Look for BigQuery API and Cloud Storage JSON API, and click Enable.

Using custom file zone

When you use the Custom File Zone option, Data Integration stages data in a Google Cloud Storage bucket that you manage within your GCP project.

Create a new service account in the GCP Console

Ensure your GCP user has the ServiceAccountAdmin role.

Procedure

Go to IAM & Admin > Service Accounts.
Click CREATE SERVICE ACCOUNT.
Set the service account name (For example, Data_Integration User).
Assign BigQuery Admin and Storage Admin roles.
Copy the Service Account ID / Email.
Select Manage Keys > ADD KEY > Create new key (JSON) to manage keys for the service account. The platform downloads the key locally.

Procedure

Open your connection by navigating to Connections > Create New Connection, and choose Google BigQuery.
Upload the JSON key to the Data Integration connection.
Enter your "Google Cloud Storage bucket name" in the Default Bucket field. If Data Integration cannot populate the bucket list, manually enter the bucket name.

Additional configuration options

Data type widening (Schema Drift)

When the data type of a column changes in the source table, Data Integration adjusts the target table to accommodate a "wider" data type.
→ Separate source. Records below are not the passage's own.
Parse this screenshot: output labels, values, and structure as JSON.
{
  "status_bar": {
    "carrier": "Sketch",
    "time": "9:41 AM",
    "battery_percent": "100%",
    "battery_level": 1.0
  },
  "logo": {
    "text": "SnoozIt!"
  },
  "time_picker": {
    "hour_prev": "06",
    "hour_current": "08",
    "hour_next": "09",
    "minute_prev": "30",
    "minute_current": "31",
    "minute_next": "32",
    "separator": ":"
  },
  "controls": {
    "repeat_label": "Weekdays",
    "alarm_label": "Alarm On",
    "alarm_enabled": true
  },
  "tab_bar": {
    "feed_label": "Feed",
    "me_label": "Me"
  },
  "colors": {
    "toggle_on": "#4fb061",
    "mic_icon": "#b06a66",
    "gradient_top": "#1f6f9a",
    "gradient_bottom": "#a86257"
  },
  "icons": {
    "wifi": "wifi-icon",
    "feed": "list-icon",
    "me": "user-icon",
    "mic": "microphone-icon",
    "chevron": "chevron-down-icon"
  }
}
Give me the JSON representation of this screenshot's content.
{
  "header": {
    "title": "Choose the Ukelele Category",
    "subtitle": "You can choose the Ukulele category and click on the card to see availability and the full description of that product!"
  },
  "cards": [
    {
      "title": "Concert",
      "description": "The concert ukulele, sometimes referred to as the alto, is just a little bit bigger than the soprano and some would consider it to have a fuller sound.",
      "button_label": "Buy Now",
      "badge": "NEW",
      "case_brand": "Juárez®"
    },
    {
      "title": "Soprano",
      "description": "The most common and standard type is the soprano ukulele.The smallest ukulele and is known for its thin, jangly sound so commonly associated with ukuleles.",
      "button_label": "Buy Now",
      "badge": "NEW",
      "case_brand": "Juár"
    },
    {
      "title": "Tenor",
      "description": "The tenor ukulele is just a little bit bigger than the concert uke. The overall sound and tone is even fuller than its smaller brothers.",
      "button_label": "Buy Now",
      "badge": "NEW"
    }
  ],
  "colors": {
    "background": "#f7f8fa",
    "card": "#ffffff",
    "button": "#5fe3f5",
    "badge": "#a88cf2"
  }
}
For example:

If a column changes from an Integer to a String, the target data type becomes a String to encapsulate the integer values.
If a column changes from a String to a Date, it remains a String in the target.

You can turn this behavior on or off using the toggle in the Additional Options section:

If ON, the River adjusts data types automatically.
If OFF, the River fails if it encounters data type mismatches.

Notifications

To receive warnings about data type changes, set the On Warning toggle to True in the settings.

Known issues

Storage admin permissions: The default "Storage Admin" role may lack the storage.buckets.get permission. If this occurs:
- Duplicate the "Storage Admin" role and add the missing permission.
- Assign the custom role to your service account.
Location consistency: When using BigQuery as a target, ensure that the connection and BigQuery Dataset ID are in the exact location (region). Mismatched locations cause errors, such as: Error: Cannot read and write in different locations.